Une observation importante vient d’être effectuée sur un lot
de galaxies lointaines (10 milliards d’années-lumière). Pour la première fois,
leurs vitesses de rotation ont pu être mesurées et elles montrent une quasi
absence de matière sombre…
La mise en évidence de l’existence d’une anomalie gravitationnelle, qui a mené au concept de matière sombre a été fondée sur l’observation de la rotation des galaxies, principalement situées dans l’Univers proche. Le tracé de la vitesse de rotation des étoiles et du gaz en fonction de la distance radiale dans la galaxie, ce qu’on appelle la courbe de rotation, montre une forme aplatie en fonction de la distance radiale. Mais si la masse de la galaxie correspondait à ce qui est visible (les étoiles et le gaz) et avec notre théorie de la gravitation, cette courbe devrait décroître après être passée par un maximum.
Et voilà qu’une équipe d’astrophysiciens européens a réussi
à mesurer la vitesse de rotation sur des grandes galaxies situées non plus dans
notre voisinage, mais à 10 milliards d’années-lumière, et surprise : les
courbes de rotation qu’ils obtiennent ne sont pas plates mais passent par un
maximum puis décroissent, de manière très semblable au cas où il n’y aurait pas
de matière sombre. Reinhard Genzel (Max Planck Institut für Extraterrestriesche
Physik) et ses collaborateurs ont exploité le Very Large Telescope de l’ESO
pour mesurer les décalages spectraux d’un côté et de l’autre des galaxies d’un lot de six, toutes situées
dans l’Univers âgé de 3,5 milliards d’années. La méthode est semblable à celle
qu’avait utilisée Vera Rubin il y a 50 ans sur la galaxie d’Andromède.
Les six galaxies observées ici sont certes lointaines mais
déjà assez évoluées et de taille importante. Ces galaxies sont idéalement
choisies car d’une part elles se trouvent en pleine période de formation
d’étoiles (elles produisent entre 50 et 200 nouvelles étoiles par an), typiques des galaxies trouvées
à cette époque cosmiques, et d’autre part la masse totale en étoiles qu’elles
contiennent est à peu près similaire à ce qu’on trouve dans la Voie Lactée, ce
qui indique qu’elles devraient évoluer vers les galaxies spirales ou sphéroïdales
classiques d’aujourd’hui et sont donc de bons exemples pour comprendre l’évolution
de ces galaxies, et de la nôtre au premier chef.
Les chercheurs montrent grâce à leurs observations de la
raie Hα effectuées avec les spectrographes
SINFONI (Spectrograph for INtegral Field Observations in the Near Infrared) et
KMOS (K-band Multi-Object Spectrograph) installés sur l’un des télescopes de 8,2
mètres du VLT au Chili, que l’hydrogène a une vitesse de rotation qui est
très bien expliquée par la masse visible, sans avoir besoin de grandes
quantités de matière sombre, et même, pour deux des six galaxies étudiées, une
fraction de matière sombre que l’on peut qualifier de « négligeable ».
Les courbes de rotation décroissent vite en fonction du rayon galactique, la
vitesse de rotation atteint pour certaines galaxies une valeur d’un tiers de la
vitesse de rotation maximale à la plus grande distance mesurable.
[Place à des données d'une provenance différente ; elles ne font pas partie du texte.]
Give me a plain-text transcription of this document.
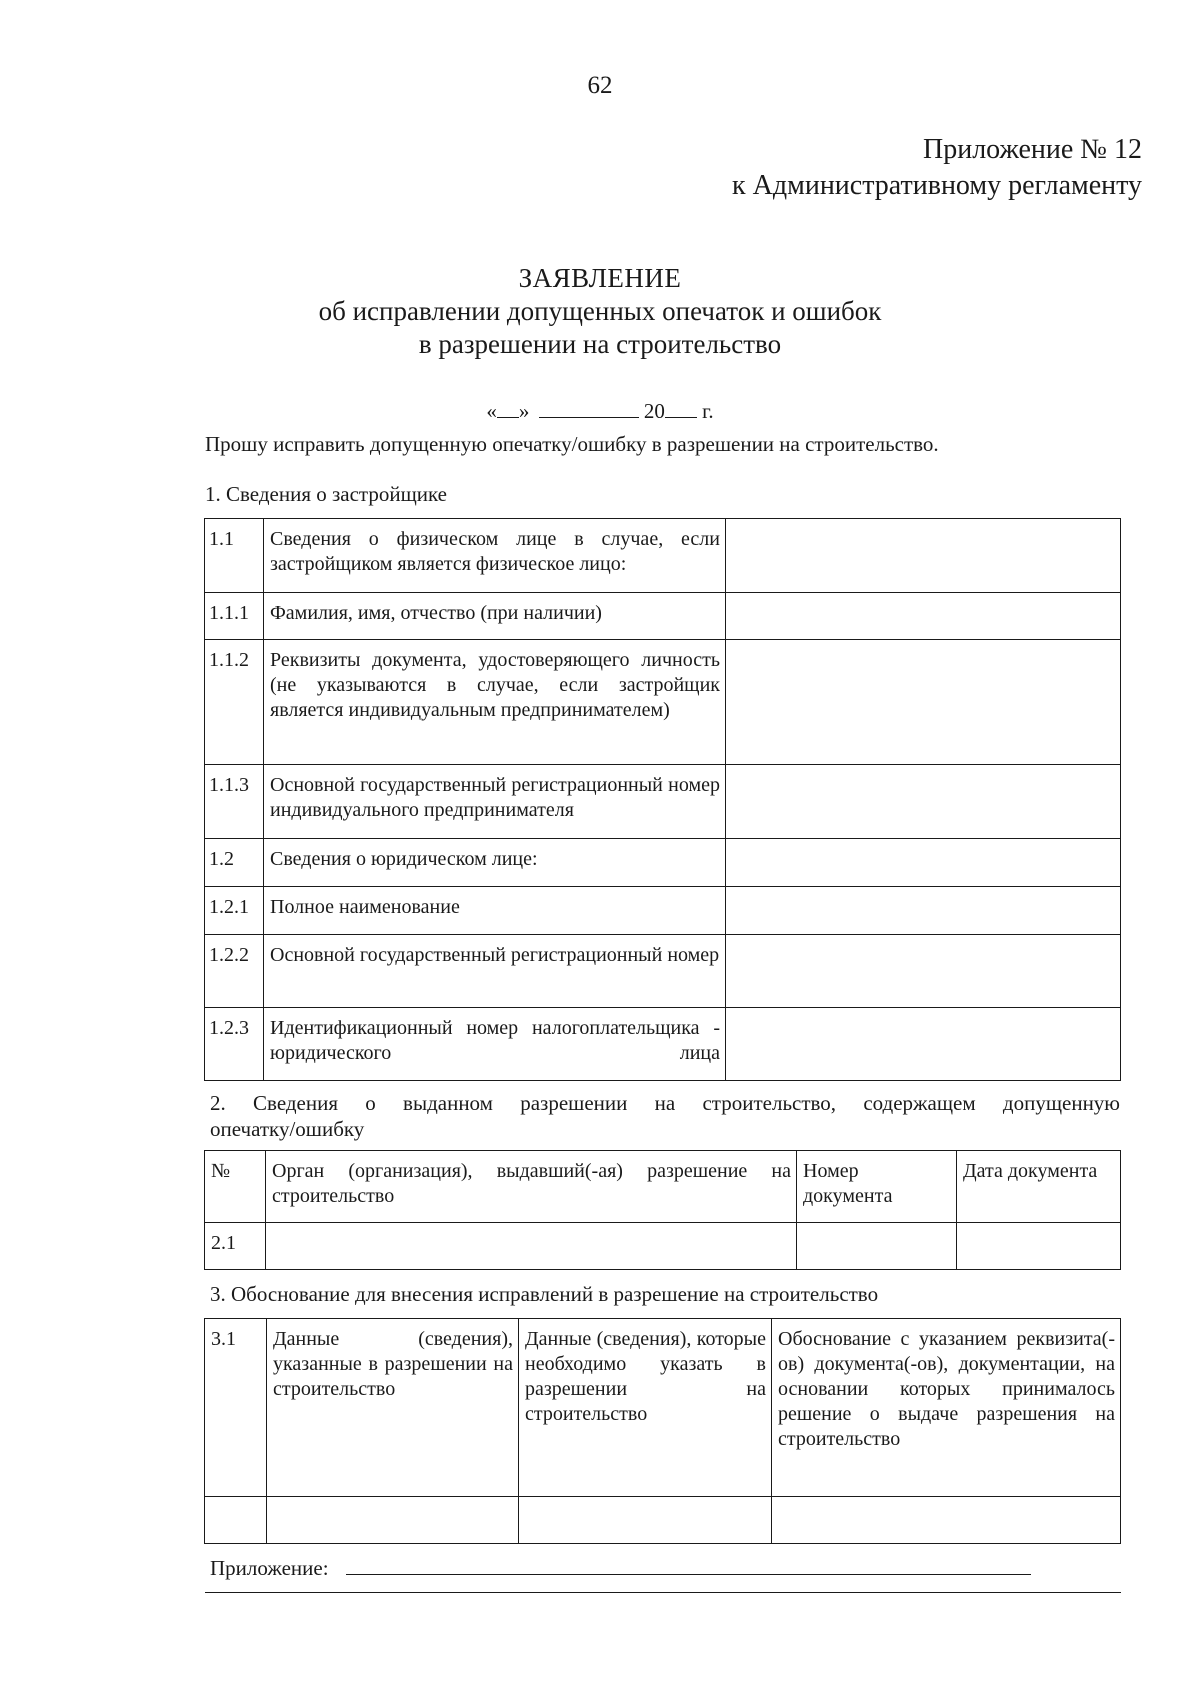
62
Приложение № 12
к Административному регламенту
ЗАЯВЛЕНИЕ
об исправлении допущенных опечаток и ошибок
в разрешении на строительство
« »	20 г.
Прошу исправить допущенную опечатку/ошибку в разрешении на строительство.
1. Сведения о застройщике
1.1	Сведения о физическом лице в случае, если застройщиком является физическое лицо:	
1.1.1	Фамилия, имя, отчество (при наличии)	
1.1.2	Реквизиты документа, удостоверяющего личность (не указываются в случае, если застройщик является индивидуальным предпринимателем)	
1.1.3	Основной государственный регистрационный номер индивидуального предпринимателя	
1.2	Сведения о юридическом лице:	
1.2.1	Полное наименование	
1.2.2	Основной государственный регистрационный номер	
1.2.3	Идентификационный номер налогоплательщика - юридического лица	
2. Сведения о выданном разрешении на строительство, содержащем допущенную
опечатку/ошибку
№	Орган (организация), выдавший(-ая) разрешение на строительство	Номер документа	Дата документа
2.1			
3. Обоснование для внесения исправлений в разрешение на строительство
3.1	Данные (сведения), указанные в разрешении на строительство	Данные (сведения), которые необходимо указать в разрешении на строительство	Обоснование с указанием реквизита(-ов) документа(-ов), документации, на основании которых принималось решение о выдаче разрешения на строительство

Приложение:
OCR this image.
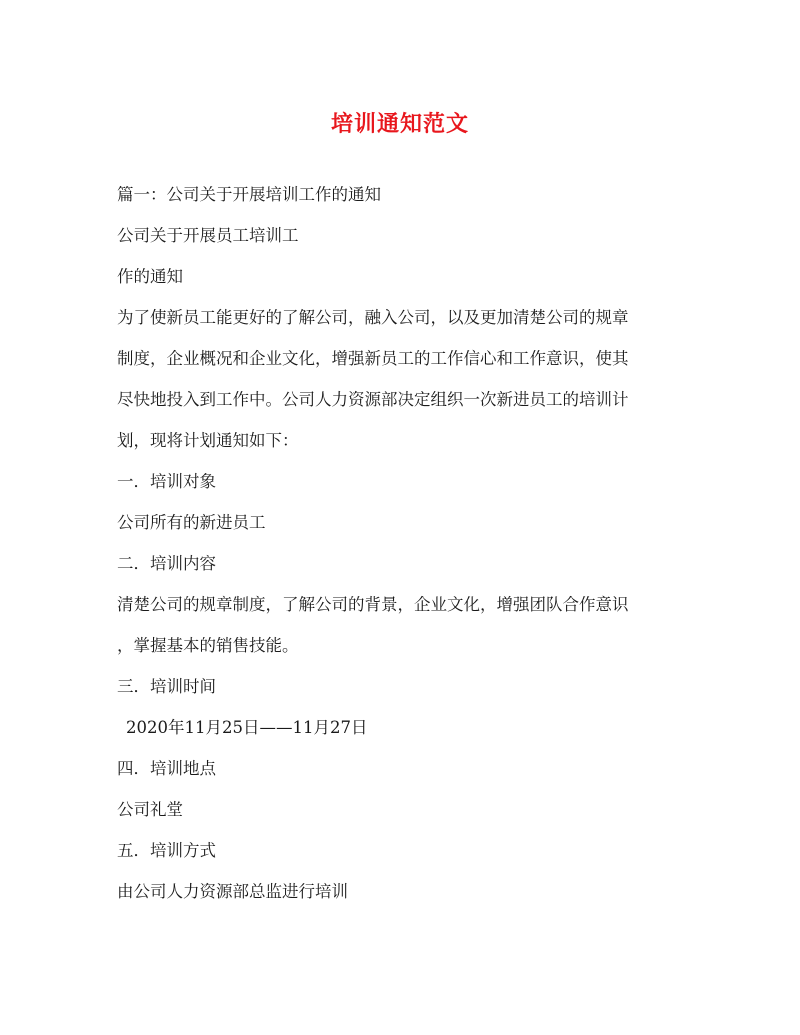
培训通知范文

篇一：公司关于开展培训工作的通知

公司关于开展员工培训工

作的通知

为了使新员工能更好的了解公司，融入公司，以及更加清楚公司的规章

制度，企业概况和企业文化，增强新员工的工作信心和工作意识，使其

尽快地投入到工作中。公司人力资源部决定组织一次新进员工的培训计

划，现将计划通知如下：

一．培训对象

公司所有的新进员工

二．培训内容

清楚公司的规章制度，了解公司的背景，企业文化，增强团队合作意识

，掌握基本的销售技能。

三．培训时间

2020年11月25日——11月27日

四．培训地点

公司礼堂

五．培训方式

由公司人力资源部总监进行培训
Quelques cas
de courbes de rotation décroissantes ont été observées dans des galaxies
proches, des galaxies compactes, à forte densité de surface ou possédant un gros bulbe
central dans leur disque, mais la vitesse ne décroissait jamais en dessous de
0,8 fois la vitesse maximale…
Pour expliquer cette apparente absence de matière sombre sans
toutefois remettre en cause le concept de masse manquante, Reinhard Genzel et
ses collègues proposent une double hypothèse : d’abord, la plupart des
galaxies massives de cette époque seraient fortement dominées par la matière
normale. La matière noire sera bien là mais encore très diffuse, beaucoup moins
concentrée que le gaz et les étoiles. Ensuite, les disques galactiques de ces
galaxies seraient beaucoup plus turbulents que les disques des belles galaxies
spirales de l’Univers local, ce qui aurait pour effet de réduire la vitesse de
rotation de la matière ordinaire, surtout dans les cas où la matière sombre est
encore assez diffuse. Les chercheurs montrent d’ailleurs que ces effets
seraient de plus en plus prononcés lorsque l’on recule dans le temps (et augmente
la distance).
Pour être sûrs que les 6 galaxies étudiées ne sont pas des
cas exceptionnels, les astronomes ont regardé un paquet d’une centaine de
galaxies du même type avec moins de résolution pour obtenir une image moyennée,
et le résultat est une confirmation que l’effet observé sur les 6 doit être
commun.
Ainsi, d’après Grenzel et ses collaborateurs, 3 à 4 milliards d’années
après le Big Bang, le gaz dans les galaxies se serait déjà condensé
efficacement en disques mais la matière noire autour d’eux formerait des halos
beaucoup plus vastes et diffus. Cette matière sombre aurait ensuite pris plusieurs
milliards d’années supplémentaires pour se concentrer à son tour et finir par dominer les galaxies d’aujourd’hui,
en accélérant leur rotation au passage…
Cette observation inédite et étonnante donne de précieuses
informations et est un pas important dans la compréhension du processus de formation des grosses galaxies comme la nôtre et
surtout sur le comportement et le rôle de la matière sombre dans ce processus.
Référence
Strongly
baryon-dominated disk galaxies at the peak of galaxy formation ten billion
years ago
R. Genzel et
al.
Nature 543,
397–401 (16 March 2017)
Illustrations
1) Schéma indiquant la forme des courbes de rotation pour une galaxie proche (Andromède) et une galaxie lointaine : en jaune l'effet de la matière visible, en bleu l'effet de la matière sombre, en rouge la somme des deux (Nature)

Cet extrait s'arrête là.